In the three weeks since I last posted, I have mainly been whoring myself out on Twitter and writing gig reviews. I did a Grimes one which I hoped she would see and cry herself to sleep about not agreeing to give me an interview, and I’ve just written one for the amazing L’Amour Des Reves, which will be published somewhere sometime soon.
What I’m trying to say is “I’m not workshy,” as my BFF Jaime used to bleat when he worked on a building site and the rugged menfolk tittered at his art school physique.
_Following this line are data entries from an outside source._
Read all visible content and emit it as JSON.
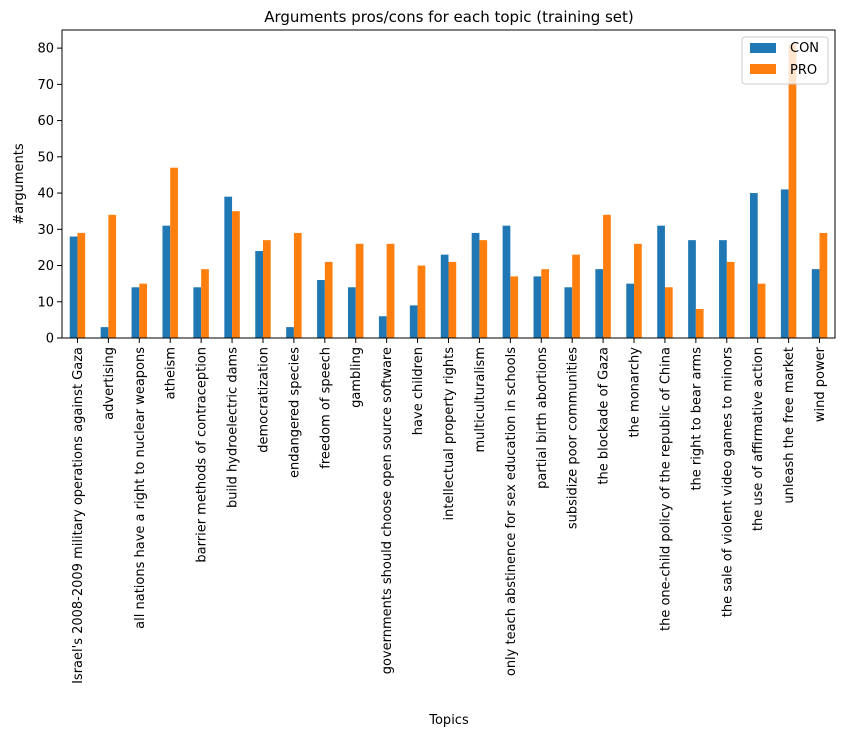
{
  "chart_data": {
    "type": "bar",
    "title": "Arguments pros/cons for each topic (training set)",
    "xlabel": "Topics",
    "ylabel": "#arguments",
    "ylim": [
      0,
      85
    ],
    "yticks": [
      0,
      10,
      20,
      30,
      40,
      50,
      60,
      70,
      80
    ],
    "grid": false,
    "legend_position": "top-right",
    "categories": [
      "Israel's 2008-2009 military operations against Gaza",
      "advertising",
      "all nations have a right to nuclear weapons",
      "atheism",
      "barrier methods of contraception",
      "build hydroelectric dams",
      "democratization",
      "endangered species",
      "freedom of speech",
      "gambling",
      "governments should choose open source software",
      "have children",
      "intellectual property rights",
      "multiculturalism",
      "only teach abstinence for sex education in schools",
      "partial birth abortions",
      "subsidize poor communities",
      "the blockade of Gaza",
      "the monarchy",
      "the one-child policy of the republic of China",
      "the right to bear arms",
      "the sale of violent video games to minors",
      "the use of affirmative action",
      "unleash the free market",
      "wind power"
    ],
    "series": [
      {
        "name": "CON",
        "color": "#1f77b4",
        "values": [
          28,
          3,
          14,
          31,
          14,
          39,
          24,
          3,
          16,
          14,
          6,
          9,
          23,
          29,
          31,
          17,
          14,
          19,
          15,
          31,
          27,
          27,
          40,
          41,
          19
        ]
      },
      {
        "name": "PRO",
        "color": "#ff7f0e",
        "values": [
          29,
          34,
          15,
          47,
          19,
          35,
          27,
          29,
          21,
          26,
          26,
          20,
          21,
          27,
          17,
          19,
          23,
          34,
          26,
          14,
          8,
          21,
          15,
          81,
          29
        ]
      }
    ]
  }
}
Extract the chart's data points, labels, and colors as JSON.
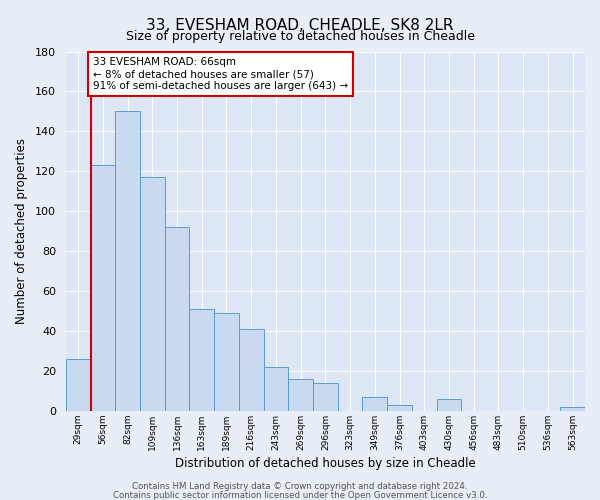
{
  "title": "33, EVESHAM ROAD, CHEADLE, SK8 2LR",
  "subtitle": "Size of property relative to detached houses in Cheadle",
  "xlabel": "Distribution of detached houses by size in Cheadle",
  "ylabel": "Number of detached properties",
  "bar_labels": [
    "29sqm",
    "56sqm",
    "82sqm",
    "109sqm",
    "136sqm",
    "163sqm",
    "189sqm",
    "216sqm",
    "243sqm",
    "269sqm",
    "296sqm",
    "323sqm",
    "349sqm",
    "376sqm",
    "403sqm",
    "430sqm",
    "456sqm",
    "483sqm",
    "510sqm",
    "536sqm",
    "563sqm"
  ],
  "bar_values": [
    26,
    123,
    150,
    117,
    92,
    51,
    49,
    41,
    22,
    16,
    14,
    0,
    7,
    3,
    0,
    6,
    0,
    0,
    0,
    0,
    2
  ],
  "bar_color": "#c9d9ef",
  "bar_edge_color": "#5b9bd5",
  "ylim": [
    0,
    180
  ],
  "yticks": [
    0,
    20,
    40,
    60,
    80,
    100,
    120,
    140,
    160,
    180
  ],
  "property_line_x": 0.5,
  "property_line_color": "#cc0000",
  "annotation_title": "33 EVESHAM ROAD: 66sqm",
  "annotation_line1": "← 8% of detached houses are smaller (57)",
  "annotation_line2": "91% of semi-detached houses are larger (643) →",
  "annotation_box_color": "#ffffff",
  "annotation_box_edge_color": "#cc0000",
  "footer1": "Contains HM Land Registry data © Crown copyright and database right 2024.",
  "footer2": "Contains public sector information licensed under the Open Government Licence v3.0.",
  "background_color": "#e8eef7",
  "plot_background_color": "#dce6f5",
  "grid_color": "#ffffff",
  "title_fontsize": 11,
  "subtitle_fontsize": 9
}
I’ve just been on the daily dog walk. I seem to have lost about a stone in the past 3 months with our Thirds Diet, a lack of belly which made itself known suddenly and traumatically when my trousers started to plummet to the ground. Just as I made it to the main road, my belt gave way and whereas usually my baggy 90s jeans would be lodged on the muffin top they embrace, they now went into freefall. Picture me, each hand being tugged akimbo by a straining dog, hands desperately fumbling to get my buckle safely in its hole as families walk towards me, their faces turning from concern to fear to disgust.
Finally, I managed to get off the street and down to the park where I could manhandle myself unseen. As Gary Numan knew, down in the park you’re just another weirdo.
The dog walk is always a fraught affair. Yesterday, it was taking its usual mundane course until:
Lisa: Oh God, what’s wrong with everyone? Why are they all pretending?
Lisa: Everyone. They’re all in on it!
Me: On what?
Lisa: They’re all dressed up as humans, but everyone knows they’re not. I want to scream.
Luckily we get to the end of the park and manage to bundle Lisa home where she could rock in the corner of her room while the light faded.
Behind closed doors, we can all be each other’s weirdos. It’s a sign of affection I think to sit next to each other muttering in our own private funnyfarms. Love is…a low security asylum.
The longer a couple is together, the less veiled the insults and threats become. It’s quite sweet really. Love is…a killer diss.
Esther: Aww, look at those cows. The baby’s saying “get up mummy, I want to go for a walk.”
Me: Or that’s its fat lazy girlfriend…?
Esther blinks: Or the girlfriend is the little one and she’s broken the fat boyfriend’s legs.
Me (scared, so changing the subject): Which boy in American Pie would you rather be?
Her: The homophobic surfer dude
Me: Me too
So, to sum up, love is…agreeing where it matters.